L’évolution des principaux indicateurs de la Bourse de Tunis durant les dernières semaines est préoccupante. L’indice de référence de la bourse « TUNINDEX » n’est en effet pas sorti du rouge depuis pratiquement quatre semaines consécutives.
Clôturant la dernière semaine du mois de septembre avec la valeur de 7088,49 points, le TUNINDEX a enregistré une décrue de 0.23% par rapport à la semaine précédente et de 2.52% en glissement annuel. Dans la même lignée, le « TUNINDEX 20 », représentant la performance des 20 plus grandes valeurs les plus liquides cotées sur les marchés des titres de capital de la Bourse de Tunis, a clôturé la semaine du 23 au 27 septembre écoulé respectivement par une baisse de 0.13% et de 4.14%.
A l’évidence, la réalité de la bourse est un miroir intégratif qui est en mesure de bouleverser les perspectives économiques.
Les derniers développements qu’a connus le marché financier tunisien notamment à travers des émissions inédites des obligations islamiques « sukuk » par WIFAK Bank et la création des obligations vertes ne semblent pas être encore aptes à revigorer la Bourse de Tunis et susciter l’inflexion attendue.
La modification récente du règlement général de la Bourse, visant à moderniser l’organisation des marchés de la cote en introduisant le marché des fonds et le marché des sukuk, doit servir de jalon pour la promotion de la finance directe. Néanmoins, la performance générale du marché laisse à désirer. De quoi s’agit-il au juste ?
Au-delà de l’impératif des réformes du cadre institutionnel et réglementaire régissant la Bourse de Tunis, dont les effets se font sentir à moyen et long termes, le comportement des opérateurs du marché demeure tributaire des données spécifiques dont l’évolution reste le déterminant majeur de la dynamique d’ensemble surtout sur le court terme.
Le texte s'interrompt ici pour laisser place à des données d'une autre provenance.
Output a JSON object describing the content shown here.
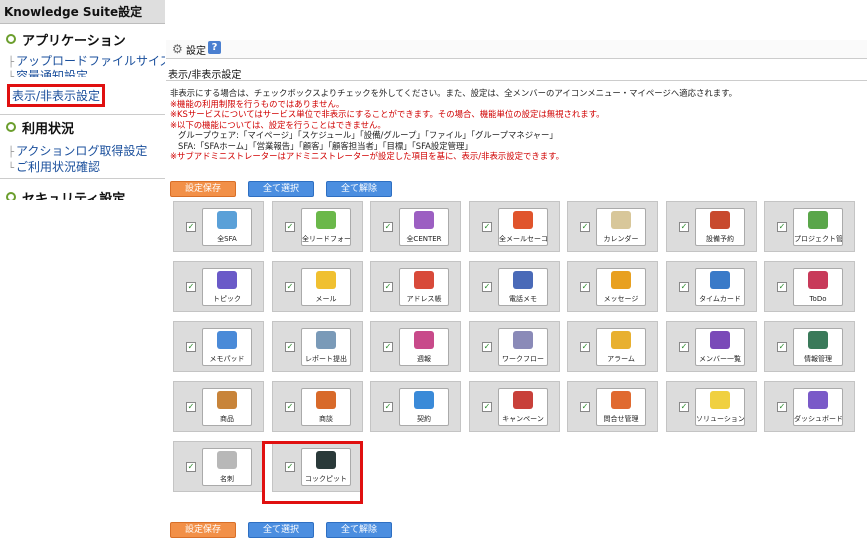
{
  "sidebar": {
    "header": "Knowledge Suite設定",
    "sections": [
      {
        "label": "アプリケーション",
        "items": [
          "アップロードファイルサイズ",
          "容量通知設定",
          "表示/非表示設定"
        ]
      },
      {
        "label": "利用状況",
        "items": [
          "アクションログ取得設定",
          "ご利用状況確認"
        ]
      },
      {
        "label": "セキュリティ設定",
        "items": []
      }
    ]
  },
  "main": {
    "toolbar_label": "設定",
    "help": "?",
    "title": "表示/非表示設定",
    "notes": [
      {
        "text": "非表示にする場合は、チェックボックスよりチェックを外してください。また、設定は、全メンバーのアイコンメニュー・マイページへ適応されます。",
        "red": false
      },
      {
        "text": "※機能の利用制限を行うものではありません。",
        "red": true
      },
      {
        "text": "※KSサービスについてはサービス単位で非表示にすることができます。その場合、機能単位の設定は無視されます。",
        "red": true
      },
      {
        "text": "※以下の機能については、設定を行うことはできません。",
        "red": true
      },
      {
        "text": "グループウェア:「マイページ」「スケジュール」「設備/グループ」「ファイル」「グループマネジャー」",
        "red": false
      },
      {
        "text": "SFA:「SFAホーム」「営業報告」「顧客」「顧客担当者」「目標」「SFA設定管理」",
        "red": false
      },
      {
        "text": "※サブアドミニストレーターはアドミニストレーターが設定した項目を基に、表示/非表示設定できます。",
        "red": true
      }
    ],
    "buttons": {
      "save": "設定保存",
      "select_all": "全て選択",
      "clear_all": "全て解除"
    },
    "check": "✓",
    "items": [
      {
        "label": "全SFA",
        "color": "#5aa0d8"
      },
      {
        "label": "全リードフォー",
        "color": "#6bb84a"
      },
      {
        "label": "全CENTER",
        "color": "#9c5fc2"
      },
      {
        "label": "全メールセーコン",
        "color": "#e0542c"
      },
      {
        "label": "カレンダー",
        "color": "#d8c79a"
      },
      {
        "label": "設備予約",
        "color": "#c84a2e"
      },
      {
        "label": "プロジェクト管理",
        "color": "#5aa64a"
      },
      {
        "label": "トピック",
        "color": "#6a5ac8"
      },
      {
        "label": "メール",
        "color": "#f0c030"
      },
      {
        "label": "アドレス帳",
        "color": "#d84a3a"
      },
      {
        "label": "電話メモ",
        "color": "#4a6ab8"
      },
      {
        "label": "メッセージ",
        "color": "#e8a020"
      },
      {
        "label": "タイムカード",
        "color": "#3a7ac8"
      },
      {
        "label": "ToDo",
        "color": "#c83a5a"
      },
      {
        "label": "メモパッド",
        "color": "#4a8ad8"
      },
      {
        "label": "レポート提出",
        "color": "#7a9ab8"
      },
      {
        "label": "週報",
        "color": "#c84a8a"
      },
      {
        "label": "ワークフロー",
        "color": "#8a8ab8"
      },
      {
        "label": "アラーム",
        "color": "#e8b030"
      },
      {
        "label": "メンバー一覧",
        "color": "#7a4ab8"
      },
      {
        "label": "情報管理",
        "color": "#3a7a5a"
      },
      {
        "label": "商品",
        "color": "#c8843a"
      },
      {
        "label": "商談",
        "color": "#d86a2a"
      },
      {
        "label": "契約",
        "color": "#3a8ad8"
      },
      {
        "label": "キャンペーン",
        "color": "#c8403a"
      },
      {
        "label": "問合せ管理",
        "color": "#e06a30"
      },
      {
        "label": "ソリューション",
        "color": "#f0d040"
      },
      {
        "label": "ダッシュボード",
        "color": "#7a5ac8"
      },
      {
        "label": "名刺",
        "color": "#b8b8b8"
      },
      {
        "label": "コックピット",
        "color": "#2a3a3a"
      }
    ]
  }
}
Autrement dit, si l’on veut faire du marché financier un vrai levier du financement de l’économie en général et de l’investissement privé en particulier pour relever les défis du chômage et de la compétitivité, il est question de considérer fondamentalement un nombre de variables clés.
La réalité est que les variations des cours boursiers sont le reflet de la révision des anticipations sur les dividendes futurs. Les opérateurs de marché cherchent en fait à identifier dans un premier temps la nature des informations auxquelles s’intéressent leurs confrères, puis à modifier la nature de la réaction à leur diffusion. Ces informations que les opérateurs analysent toujours ont trait aux données microéconomiques relatives à la performance de l’entreprise, mais surtout aux données macroéconomiques et politiques.
Premièrement, les données macroéconomiques paraissaient influentes sur le comportement de la Bourse. Faiblesse de la croissance du PIB trimestriel, taux de chômage élevé, persistance de l’inflation… autant de grandeurs macro, dont les réalisations demeurent en moyenne en deçà des « anticipations » du marché. Ce qui incite à des révisions à la baisse des cours.
Deuxièmement, les données politiques qui ne cessent de « brider » le nécessaire regain de confiance. Le marché financier réagit en effet à la diffusion d’informations délivrées par les autorités publiques sous des formes très variées. Les cours des actions fluctuent au gré des déclarations des responsables à la tête des institutions publiques.
Les résultats récemment affichées par l’Instance supérieure indépendante pour les élections de la Présidentielle anticipée ont dû affecter les prix sur le marché financier. L’attentisme béant, qui entoure les prochaines élections législatives, ne peut qu’ajouter aux « incertitudes » qui marquent l’arène politique, voire le processus de consolidation démocratique dans le pays.
La poursuite du flou qui gagne le paysage politique dans le pays, ainsi que l’acharnement partisan ne pourraient favoriser la décision d’investir dans la bourse et susciter l’engouement d’agents supposés être rationnels.
Tant que la classe politique n’est pas encore « consciente » de l’enjeu de la stabilité politique, condition sine qua non à la stabilité macroéconomique, l’aspiration à une bourse active et contributrice à l’effort de financement de l’économie nationale ne peut être qu’un leurre. Si la sophistication des produits offerts sur le marché et le développement du cadre réglementaire régissant la finance directe, sont nécessaires à la promotion du rôle de la bourse, la quête de la stabilité politique, ainsi que la sortie du désarroi économique demeurent toujours la condition préalable de tout revirement au vert de la Bourse.
Telle est la principale leçon à retenir de l’évolution de la performance de la Bourse de Tunis, dont la variation des prix du marché reste toujours sensible aux données du contexte politico-économique du pays.
Autant les techniciens sont appelés à poursuivre leur œuvre de réforme, autant les politiques et responsables publics sont invités à s’inscrire dans la positivité et s’approprier la logique de l’intérêt national aux fins de stabilité institutionnelle, seule gagnante du rétablissement de la Bourse.